GDDR6 is cheaper than HBM in terms of mass production. HBM won't be a thing until after next gen. It will be reserved for research cards.

It's not BTFO.

GDDR has its own set of issues (Power consumption, PCB tracing/signaling issues and soon yielding issues). GDDR6 is going to just as expensive if not more expensive then HBM. GDDR5x isn't exactly that common which is why Nvidia has shifted its current GP104 chips for GDDR5 and allocate its GDDR5x stock towards upcoming Volta SKUs.

HBM is the future for ultra-high bandwidth needs. The problem is that mid-range and low-end GPUs aren't bandwidth starved yet with GDDR5 chips.

GDDR5 just has the advantage of being mature technology that is cheap and easy to make en mass.

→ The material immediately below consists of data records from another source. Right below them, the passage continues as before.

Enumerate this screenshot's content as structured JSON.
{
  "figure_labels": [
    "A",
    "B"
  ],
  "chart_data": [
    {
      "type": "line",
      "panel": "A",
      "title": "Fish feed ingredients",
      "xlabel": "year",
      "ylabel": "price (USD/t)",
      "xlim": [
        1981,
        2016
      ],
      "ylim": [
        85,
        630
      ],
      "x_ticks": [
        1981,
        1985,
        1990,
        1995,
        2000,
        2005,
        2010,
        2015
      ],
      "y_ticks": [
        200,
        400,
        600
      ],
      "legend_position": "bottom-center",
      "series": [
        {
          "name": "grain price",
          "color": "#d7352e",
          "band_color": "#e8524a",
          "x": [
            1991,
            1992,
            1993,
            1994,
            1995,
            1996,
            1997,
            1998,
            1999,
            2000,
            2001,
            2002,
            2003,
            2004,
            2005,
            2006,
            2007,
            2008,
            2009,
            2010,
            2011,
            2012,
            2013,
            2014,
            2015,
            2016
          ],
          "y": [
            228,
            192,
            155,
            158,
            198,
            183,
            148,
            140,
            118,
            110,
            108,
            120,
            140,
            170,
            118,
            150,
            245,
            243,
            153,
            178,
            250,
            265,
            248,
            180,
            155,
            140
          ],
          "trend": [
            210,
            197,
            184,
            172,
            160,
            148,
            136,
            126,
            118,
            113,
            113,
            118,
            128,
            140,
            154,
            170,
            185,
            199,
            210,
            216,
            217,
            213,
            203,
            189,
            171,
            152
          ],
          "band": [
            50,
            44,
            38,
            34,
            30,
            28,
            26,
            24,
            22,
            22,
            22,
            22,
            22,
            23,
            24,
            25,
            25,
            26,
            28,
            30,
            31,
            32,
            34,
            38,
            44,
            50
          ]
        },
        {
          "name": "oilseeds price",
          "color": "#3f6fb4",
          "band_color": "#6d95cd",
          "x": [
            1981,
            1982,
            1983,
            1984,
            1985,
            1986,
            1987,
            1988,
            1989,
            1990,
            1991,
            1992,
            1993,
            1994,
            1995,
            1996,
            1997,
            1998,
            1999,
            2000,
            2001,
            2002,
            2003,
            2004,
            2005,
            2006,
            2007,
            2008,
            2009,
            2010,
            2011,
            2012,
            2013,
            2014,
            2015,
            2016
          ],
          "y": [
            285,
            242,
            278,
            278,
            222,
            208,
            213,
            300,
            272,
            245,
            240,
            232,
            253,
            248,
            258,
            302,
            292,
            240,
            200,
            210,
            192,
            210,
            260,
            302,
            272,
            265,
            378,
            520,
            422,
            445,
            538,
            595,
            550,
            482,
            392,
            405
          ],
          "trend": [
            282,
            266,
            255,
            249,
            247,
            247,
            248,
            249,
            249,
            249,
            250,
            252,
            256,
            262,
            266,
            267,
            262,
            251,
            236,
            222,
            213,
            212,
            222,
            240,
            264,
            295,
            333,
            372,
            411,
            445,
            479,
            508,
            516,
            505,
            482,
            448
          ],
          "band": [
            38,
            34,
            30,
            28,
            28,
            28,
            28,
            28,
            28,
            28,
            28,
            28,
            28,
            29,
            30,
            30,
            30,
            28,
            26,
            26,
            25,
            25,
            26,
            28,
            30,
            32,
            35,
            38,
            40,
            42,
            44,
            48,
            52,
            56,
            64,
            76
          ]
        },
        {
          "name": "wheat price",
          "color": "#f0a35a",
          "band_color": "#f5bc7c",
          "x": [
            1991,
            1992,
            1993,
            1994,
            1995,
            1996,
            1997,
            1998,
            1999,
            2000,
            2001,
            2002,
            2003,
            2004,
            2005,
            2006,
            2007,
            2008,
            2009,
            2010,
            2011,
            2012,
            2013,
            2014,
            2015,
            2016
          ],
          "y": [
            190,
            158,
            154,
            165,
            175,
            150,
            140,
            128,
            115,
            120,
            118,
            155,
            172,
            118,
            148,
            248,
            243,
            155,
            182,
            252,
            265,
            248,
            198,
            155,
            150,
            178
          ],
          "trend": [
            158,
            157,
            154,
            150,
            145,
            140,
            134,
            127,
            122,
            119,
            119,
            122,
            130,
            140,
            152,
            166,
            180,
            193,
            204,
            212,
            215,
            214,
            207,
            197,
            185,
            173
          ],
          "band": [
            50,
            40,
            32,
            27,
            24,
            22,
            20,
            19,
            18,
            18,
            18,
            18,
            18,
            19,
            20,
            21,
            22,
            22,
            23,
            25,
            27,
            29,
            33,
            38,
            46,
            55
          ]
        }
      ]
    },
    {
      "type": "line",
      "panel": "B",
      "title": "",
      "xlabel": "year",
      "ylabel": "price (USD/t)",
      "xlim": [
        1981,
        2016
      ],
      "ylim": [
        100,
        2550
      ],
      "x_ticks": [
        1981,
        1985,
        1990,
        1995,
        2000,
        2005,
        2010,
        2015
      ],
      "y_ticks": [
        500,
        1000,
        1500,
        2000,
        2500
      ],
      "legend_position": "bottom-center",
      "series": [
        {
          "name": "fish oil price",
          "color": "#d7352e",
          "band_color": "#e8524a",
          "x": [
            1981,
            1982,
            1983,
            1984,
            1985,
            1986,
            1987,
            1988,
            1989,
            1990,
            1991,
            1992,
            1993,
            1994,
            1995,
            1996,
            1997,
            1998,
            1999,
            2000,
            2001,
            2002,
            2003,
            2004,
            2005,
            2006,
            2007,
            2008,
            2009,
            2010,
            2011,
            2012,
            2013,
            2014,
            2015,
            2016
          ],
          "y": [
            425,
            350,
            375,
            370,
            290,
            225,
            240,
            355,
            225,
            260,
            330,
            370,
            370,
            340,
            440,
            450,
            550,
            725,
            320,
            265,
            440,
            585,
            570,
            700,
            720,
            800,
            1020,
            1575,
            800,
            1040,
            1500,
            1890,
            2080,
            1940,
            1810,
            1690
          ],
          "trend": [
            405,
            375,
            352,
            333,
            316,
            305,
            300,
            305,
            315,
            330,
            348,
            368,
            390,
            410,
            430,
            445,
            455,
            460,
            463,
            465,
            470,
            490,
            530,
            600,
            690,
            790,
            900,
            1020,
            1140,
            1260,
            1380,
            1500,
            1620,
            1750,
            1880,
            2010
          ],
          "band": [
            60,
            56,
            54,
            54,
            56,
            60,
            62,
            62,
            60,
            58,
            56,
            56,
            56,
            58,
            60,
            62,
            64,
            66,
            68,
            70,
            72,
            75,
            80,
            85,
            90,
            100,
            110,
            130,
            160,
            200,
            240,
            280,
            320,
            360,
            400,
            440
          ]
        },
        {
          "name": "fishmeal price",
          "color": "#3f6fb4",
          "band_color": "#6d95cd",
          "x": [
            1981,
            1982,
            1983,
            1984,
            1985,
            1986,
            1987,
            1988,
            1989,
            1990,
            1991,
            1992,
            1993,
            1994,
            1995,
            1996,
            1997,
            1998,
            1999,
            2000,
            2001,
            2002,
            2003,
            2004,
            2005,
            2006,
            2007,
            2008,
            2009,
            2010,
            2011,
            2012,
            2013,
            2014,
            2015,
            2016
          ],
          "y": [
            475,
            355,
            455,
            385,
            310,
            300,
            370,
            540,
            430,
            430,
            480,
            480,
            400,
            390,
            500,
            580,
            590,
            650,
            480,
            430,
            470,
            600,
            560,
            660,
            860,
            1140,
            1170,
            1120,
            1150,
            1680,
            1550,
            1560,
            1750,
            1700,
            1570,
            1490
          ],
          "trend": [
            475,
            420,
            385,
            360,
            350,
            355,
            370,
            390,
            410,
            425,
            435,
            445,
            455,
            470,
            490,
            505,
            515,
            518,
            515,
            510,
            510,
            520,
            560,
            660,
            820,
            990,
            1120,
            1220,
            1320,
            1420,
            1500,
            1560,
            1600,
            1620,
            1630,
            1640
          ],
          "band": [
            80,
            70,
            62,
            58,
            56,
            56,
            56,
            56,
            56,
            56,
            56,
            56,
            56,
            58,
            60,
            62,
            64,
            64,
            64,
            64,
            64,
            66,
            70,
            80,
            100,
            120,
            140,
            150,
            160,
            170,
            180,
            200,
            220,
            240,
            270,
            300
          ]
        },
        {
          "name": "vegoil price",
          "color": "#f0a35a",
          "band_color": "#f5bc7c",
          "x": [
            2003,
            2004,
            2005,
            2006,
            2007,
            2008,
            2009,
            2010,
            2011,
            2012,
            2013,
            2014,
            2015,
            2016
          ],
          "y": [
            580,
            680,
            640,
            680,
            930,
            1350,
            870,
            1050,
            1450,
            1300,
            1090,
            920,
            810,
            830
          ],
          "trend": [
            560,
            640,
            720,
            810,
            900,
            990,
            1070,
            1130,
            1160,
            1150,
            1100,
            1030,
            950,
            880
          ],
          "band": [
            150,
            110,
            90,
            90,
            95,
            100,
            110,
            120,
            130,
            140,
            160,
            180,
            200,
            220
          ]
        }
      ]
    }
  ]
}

>GDDR6 is cheaper than HBM in terms of mass production.
Which one? 16Gbps/16Gb chips will currently cost you a kidney and your soul will be sold to Samsung.
>HBM won't be a thing until after next gen.
Vega is current gen.
>It will be reserved for research cards.
Vega10 is a consumer-oriented die.
>It's not BTFO.
Memory standard don't get "BTFO".
>HBM is the future for ultra-high bandwidth needs.
It's also the future for even the peanuts-priced devices, assuming Samshit would not fuck the pooch.

Also didn't Hynix update it's HBM catalog recently?
I've seen 307GB/s::1.2V and 256GB/s::1.2V stacks somewhere.

>skhynix.com/static/filedata/fileDownload.do?seq=452
Yes, they totally did!

GDDR6 is going to be just as expensive for different reasons. (Yielding, extra tracing/PCB to meet those insane clockspeeds)

We already seen this with GDDR5X which are only limited to 1080, 1080Ti and Pascal Titan family. Nvidia is quietly discontinuing the 1080 for 1070Ti because GDDR5x is "too expensive" ala hurting their profit margins and GP104 never really needed it in the first place as seen with 1070Ti being practically identical to 1080 in terms of performance.

The actual problem with HBM2 is 2.5D intergration.
The moment at least one OSAT gets rid of Si interposers is the day for HBM2 to become slightly more convinient.